Le premier mouvement du jeune homme avait trahi quelque embarras; mais l'accueil ouvert du troubadour le mit sur-le-champ à l'aise.
«Que voulez-vous, père Potard, on traîne le boulet; les affaires sont si dures!
--C'est parler d'or, Beaupertuis. Le voyageur est fait pour rouler comme l'eau pour aller à la mer. Mais que vois-je?... ajouta Potard en se passant la main sur le front comme pour écarter un mauvais rêve; est-ce possible!... Ah! mon Dieu!... Ciel!...»
Ces exclamations, se succédant coup sur coup, étaient accompagnées d'un bouleversement complet dans la physionomie du voyageur. Les mots sortaient avec peine de son gosier; un air sombre et farouche avait remplacé ses premiers sourires; son regard, empreint d'égarement, semblait chercher sur la personne d'Édouard le mot d'une énigme affreuse; un tremblement, nerveux agitait ses membres, et la pâleur était descendue sur ses joues, ordinairement si colorées. Par un mouvement brusque, il rejeta la main du jeune homme qu'il avait jusque-là tenue dans les siennes.

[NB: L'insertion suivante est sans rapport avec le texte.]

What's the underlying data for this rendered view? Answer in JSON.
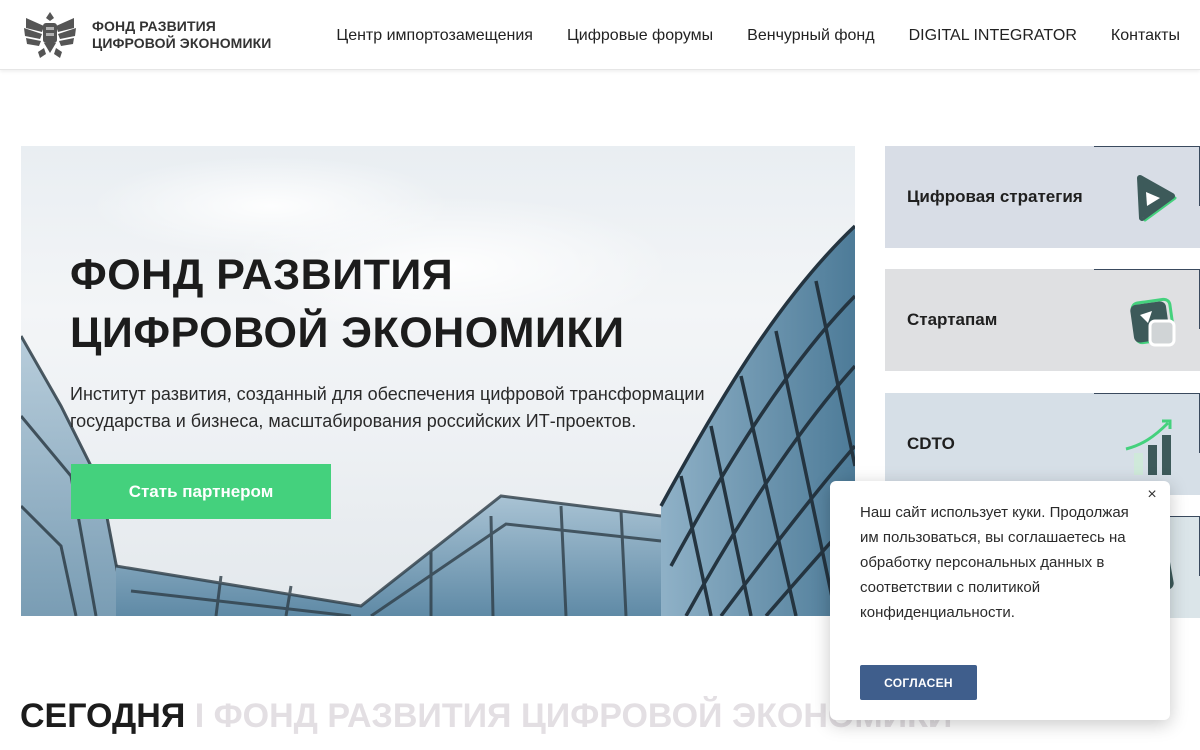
{
  "header": {
    "logo_line1": "ФОНД РАЗВИТИЯ",
    "logo_line2": "ЦИФРОВОЙ ЭКОНОМИКИ",
    "nav": [
      "Центр импортозамещения",
      "Цифровые форумы",
      "Венчурный фонд",
      "DIGITAL INTEGRATOR",
      "Контакты"
    ]
  },
  "hero": {
    "title_line1": "ФОНД РАЗВИТИЯ",
    "title_line2": "ЦИФРОВОЙ ЭКОНОМИКИ",
    "description": "Институт развития, созданный для обеспечения цифровой трансформации государства и бизнеса, масштабирования российских ИТ-проектов.",
    "button": "Стать партнером"
  },
  "cards": [
    {
      "label": "Цифровая стратегия",
      "icon": "triangle-icon",
      "bg": "#d8dde6"
    },
    {
      "label": "Стартапам",
      "icon": "startup-cards-icon",
      "bg": "#dfe0e2"
    },
    {
      "label": "CDTO",
      "icon": "growth-chart-icon",
      "bg": "#d6dfe7"
    },
    {
      "label": "",
      "icon": "card-icon",
      "bg": "#dbe5e9"
    }
  ],
  "section": {
    "title_dark": "СЕГОДНЯ",
    "title_light": "I ФОНД РАЗВИТИЯ ЦИФРОВОЙ ЭКОНОМИКИ"
  },
  "cookie": {
    "text": "Наш сайт использует куки. Продолжая им пользоваться, вы соглашаетесь на обработку персональных данных в соответствии с политикой конфиденциальности.",
    "button": "СОГЛАСЕН",
    "close": "×"
  },
  "colors": {
    "accent_green": "#44d17d",
    "cookie_button": "#3f5e8c",
    "icon_dark": "#3d5a5a"
  }
}
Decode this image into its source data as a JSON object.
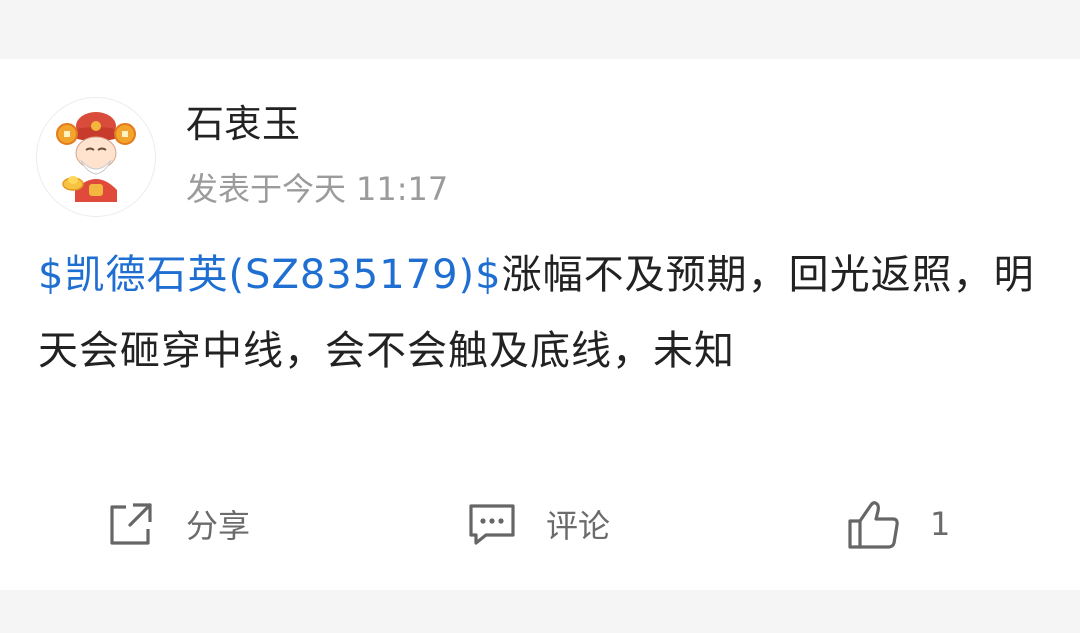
{
  "post": {
    "author": "石衷玉",
    "meta": {
      "prefix": "发表于今天",
      "time": "11:17"
    },
    "stock_tag": "$凯德石英(SZ835179)$",
    "content": "涨幅不及预期，回光返照，明天会砸穿中线，会不会触及底线，未知"
  },
  "actions": {
    "share": "分享",
    "comment": "评论",
    "like_count": "1"
  },
  "icons": {
    "avatar": "fortune-god-avatar-icon",
    "share": "share-external-icon",
    "comment": "comment-bubble-icon",
    "like": "thumbs-up-icon"
  },
  "colors": {
    "link": "#1f6fd2",
    "text": "#222222",
    "muted": "#9b9b9b",
    "background": "#f5f5f5"
  }
}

«Qu'avez-vous donc, père Potard? lui dit son interlocuteur avec un sentiment visible d'inquiétude.
--Beaupertuis! répliqua le voyageur avec un ton solennel; Beaupertuis!» poursuivit-il en élevant de plus en plus la voix.

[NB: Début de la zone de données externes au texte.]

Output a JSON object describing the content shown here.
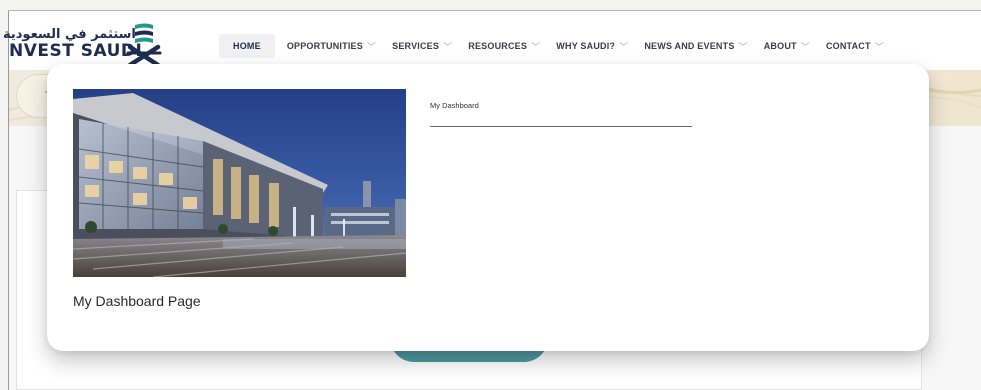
{
  "logo": {
    "arabic": "استثمر في السعودية",
    "english": "NVEST SAUDI",
    "mark": "invest-saudi-logo-mark"
  },
  "nav": {
    "items": [
      {
        "label": "HOME",
        "active": true,
        "has_dropdown": false
      },
      {
        "label": "OPPORTUNITIES",
        "has_dropdown": true
      },
      {
        "label": "SERVICES",
        "has_dropdown": true
      },
      {
        "label": "RESOURCES",
        "has_dropdown": true
      },
      {
        "label": "WHY SAUDI?",
        "has_dropdown": true
      },
      {
        "label": "NEWS AND EVENTS",
        "has_dropdown": true
      },
      {
        "label": "ABOUT",
        "has_dropdown": true
      },
      {
        "label": "CONTACT",
        "has_dropdown": true
      }
    ],
    "chevron": "﹀"
  },
  "dropdown": {
    "image": "modern-glass-office-building-at-dusk",
    "caption": "My Dashboard Page",
    "link": "My Dashboard"
  },
  "colors": {
    "brand_navy": "#1e2d4f",
    "teal": "#4d9aa0",
    "gold": "#c59b55",
    "sand": "#f0ebde"
  }
}
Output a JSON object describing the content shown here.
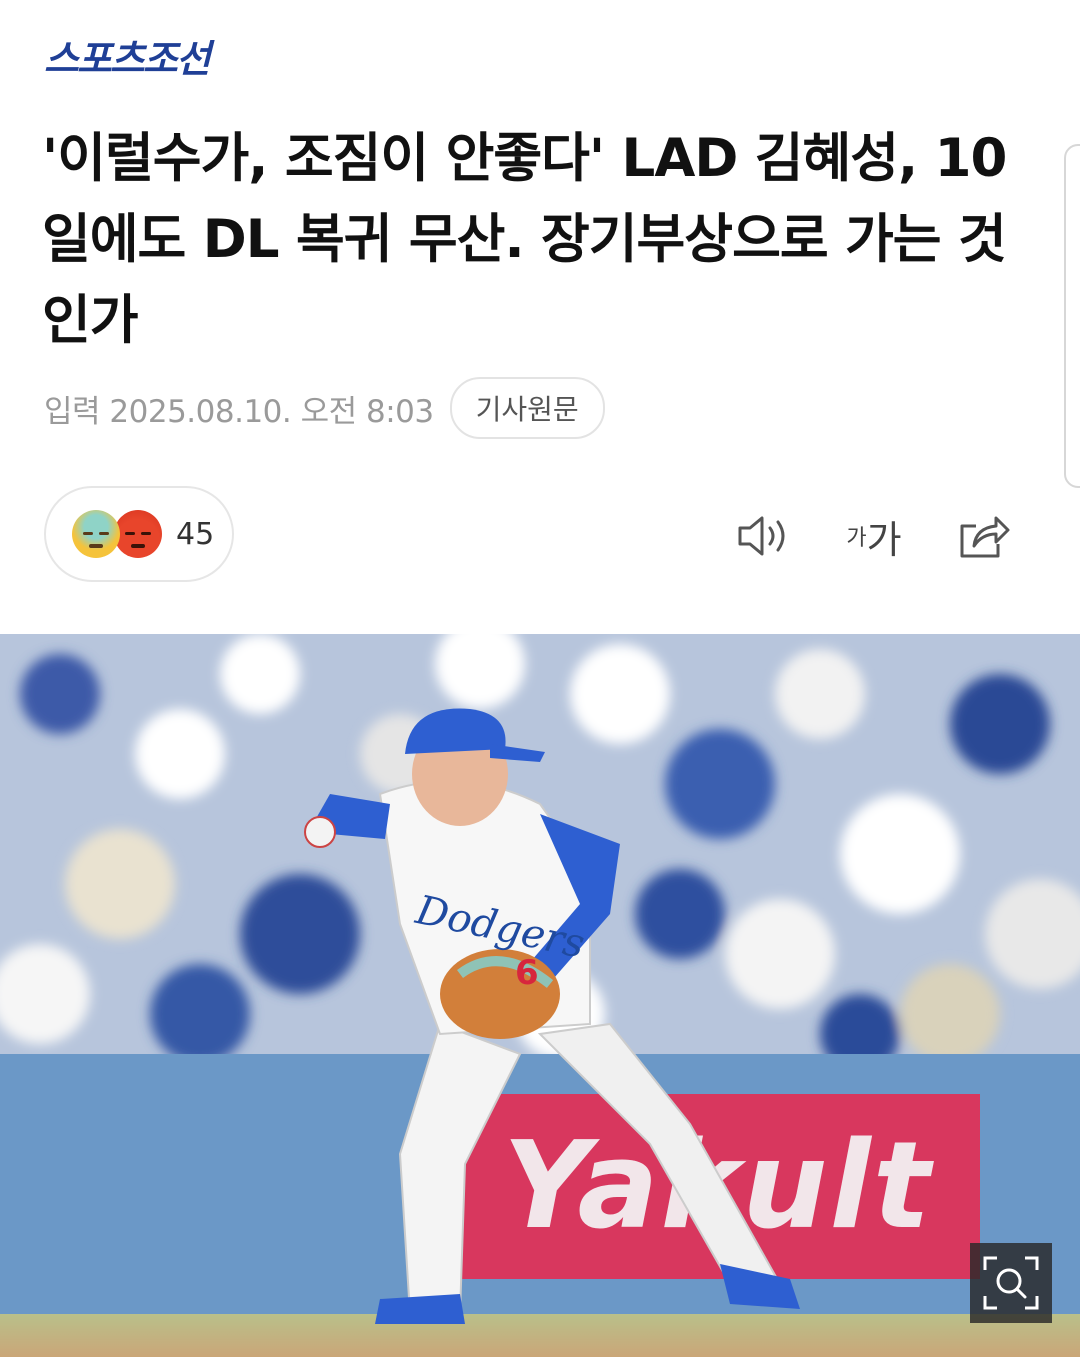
{
  "header": {
    "logo_text": "스포츠조선",
    "logo_color": "#1f3f96"
  },
  "article": {
    "title": "'이럴수가, 조짐이 안좋다' LAD 김혜성, 10일에도 DL 복귀 무산. 장기부상으로 가는 것인가",
    "published": "입력 2025.08.10. 오전 8:03",
    "source_button": "기사원문"
  },
  "reactions": {
    "emojis": [
      "sad-sweat-emoji",
      "angry-emoji"
    ],
    "count": "45"
  },
  "toolbar": {
    "tts_icon": "speaker-icon",
    "font_size_small": "가",
    "font_size_big": "가",
    "share_icon": "share-icon"
  },
  "photo": {
    "sign_text": "Yakult",
    "jersey_text": "Dodgers",
    "jersey_number": "6",
    "zoom_icon": "zoom-search-icon"
  },
  "colors": {
    "accent": "#1f3f96",
    "sign": "#d8375e",
    "wall": "#6b98c7"
  }
}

Puis, comme s'il se fût soudainement ravisé, il ajouta sur un diapason plus bas et plus calme:
«Ce n'est rien, jeune homme, des éblouissements... des vertiges... Depuis quelque temps, j'y suis sujet. On ne vieillit pas impunément; j'expie mes vieux péchés.»

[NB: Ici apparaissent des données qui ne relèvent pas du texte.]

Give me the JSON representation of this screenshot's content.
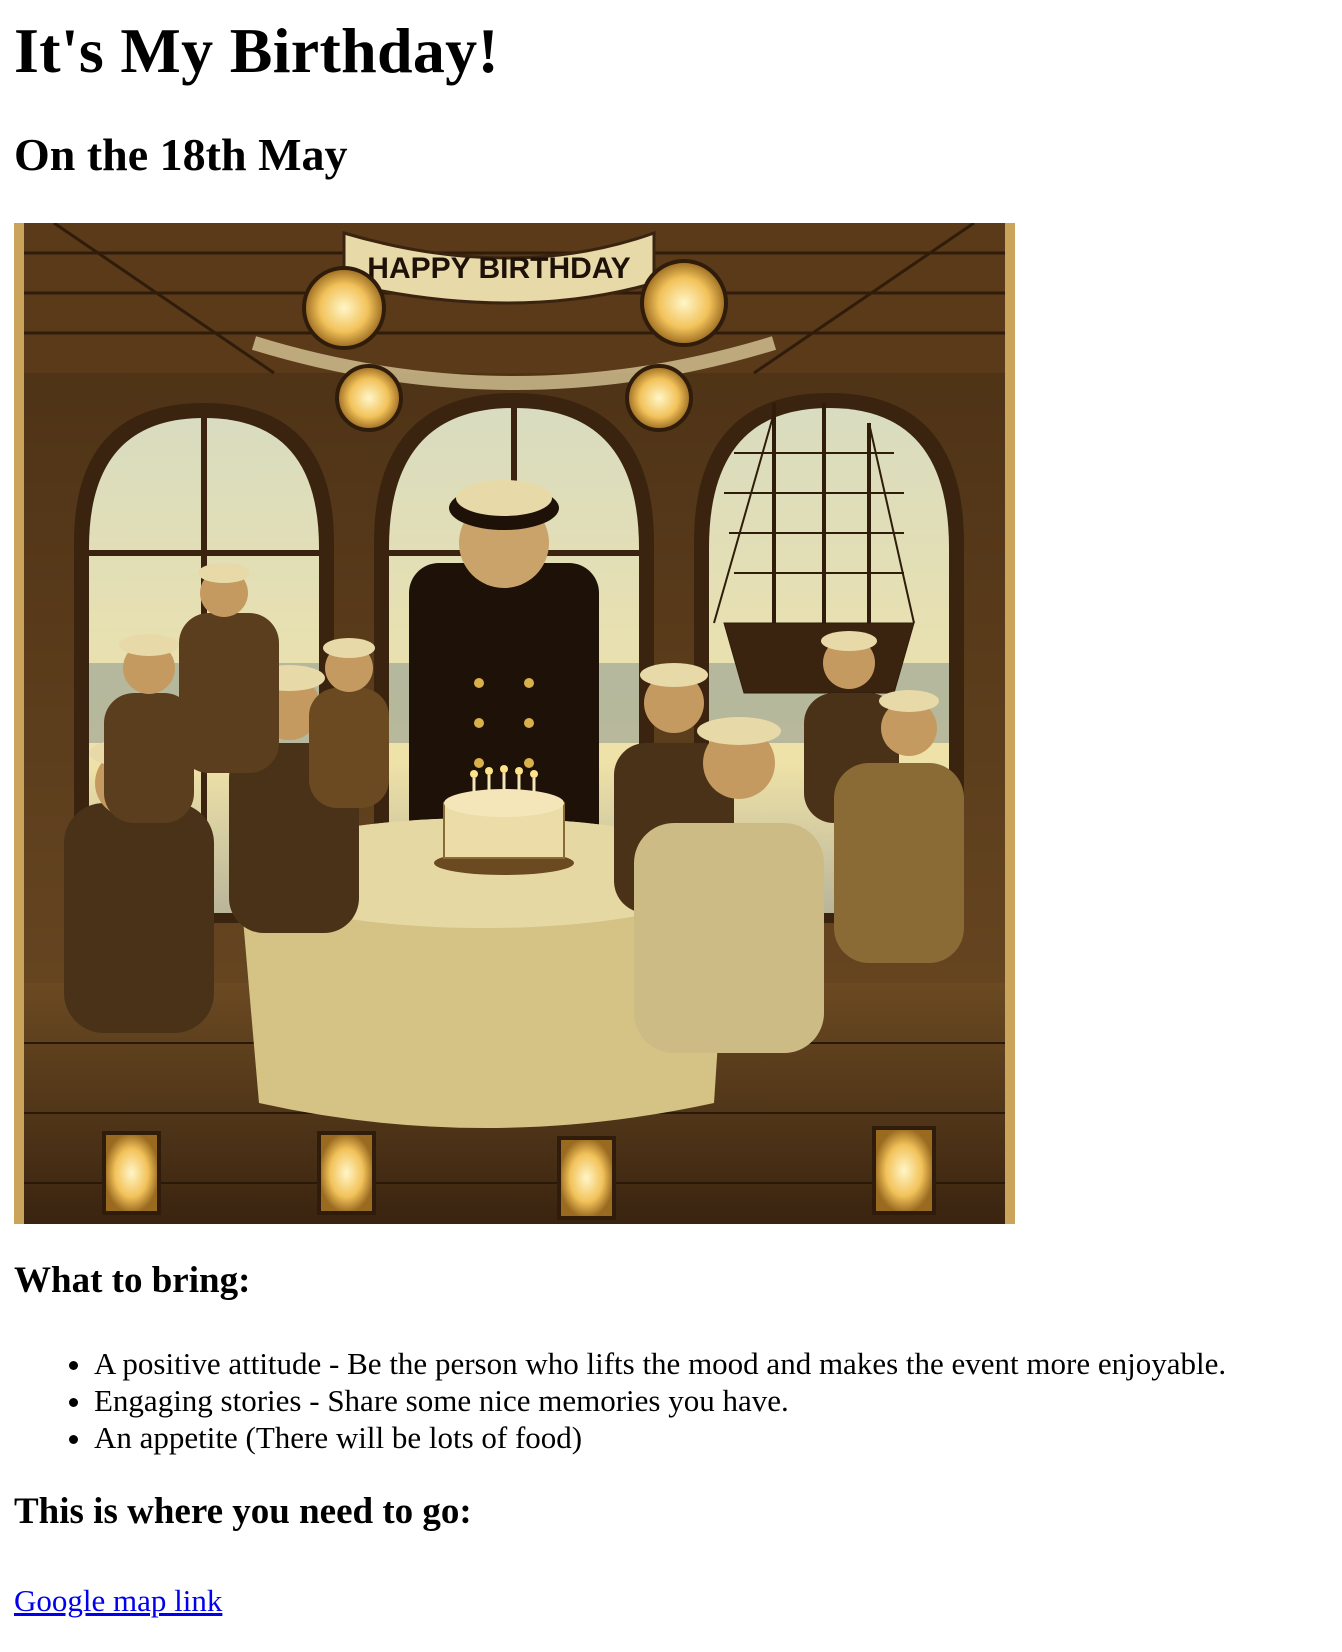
{
  "title": "It's My Birthday!",
  "subtitle": "On the 18th May",
  "hero_image": {
    "banner_text": "HAPPY BIRTHDAY"
  },
  "bring": {
    "heading": "What to bring:",
    "items": [
      "A positive attitude - Be the person who lifts the mood and makes the event more enjoyable.",
      "Engaging stories - Share some nice memories you have.",
      "An appetite (There will be lots of food)"
    ]
  },
  "location": {
    "heading": "This is where you need to go:",
    "link_text": "Google map link"
  },
  "colors": {
    "link": "#0000ee",
    "sepia_dark": "#3a2410",
    "sepia_mid": "#8a6a35",
    "sepia_light": "#e8d9a8"
  }
}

Evidemment Potard cherchait à se rendre maître de son émotion, et il y parvint. Voici ce qui avait opéré cette révolution subite dans ses manières: en levant les yeux sur Édouard, machinalement il les avait fixés sur l'une de ses oreilles, et une singulière circonstance l'avait frappé en deux endroits, le lobe portait les traces d'une déchirure. Potard examina les cicatrices, qui paraissaient fraîches encore, et elles lui semblèrent provenir d'un corps menu et rond comme la grenaille. A cette révélation, rapide comme la pensée, succéda un rapprochement entre ces blessures et le coup de feu essuyé naguère par un mystérieux séducteur. Potard calcula qu'en raison de la position de la porte du jardin et de la croisée d'où il avait ajusté l'ennemi, l'oreille gauche avait pu être seule atteinte; c'était à l'oreille gauche que Beaupertuis portait ces cicatrices. Il n'y avait plus à en douter, Édouard était le coupable; il y avait preuve du flagrant délit.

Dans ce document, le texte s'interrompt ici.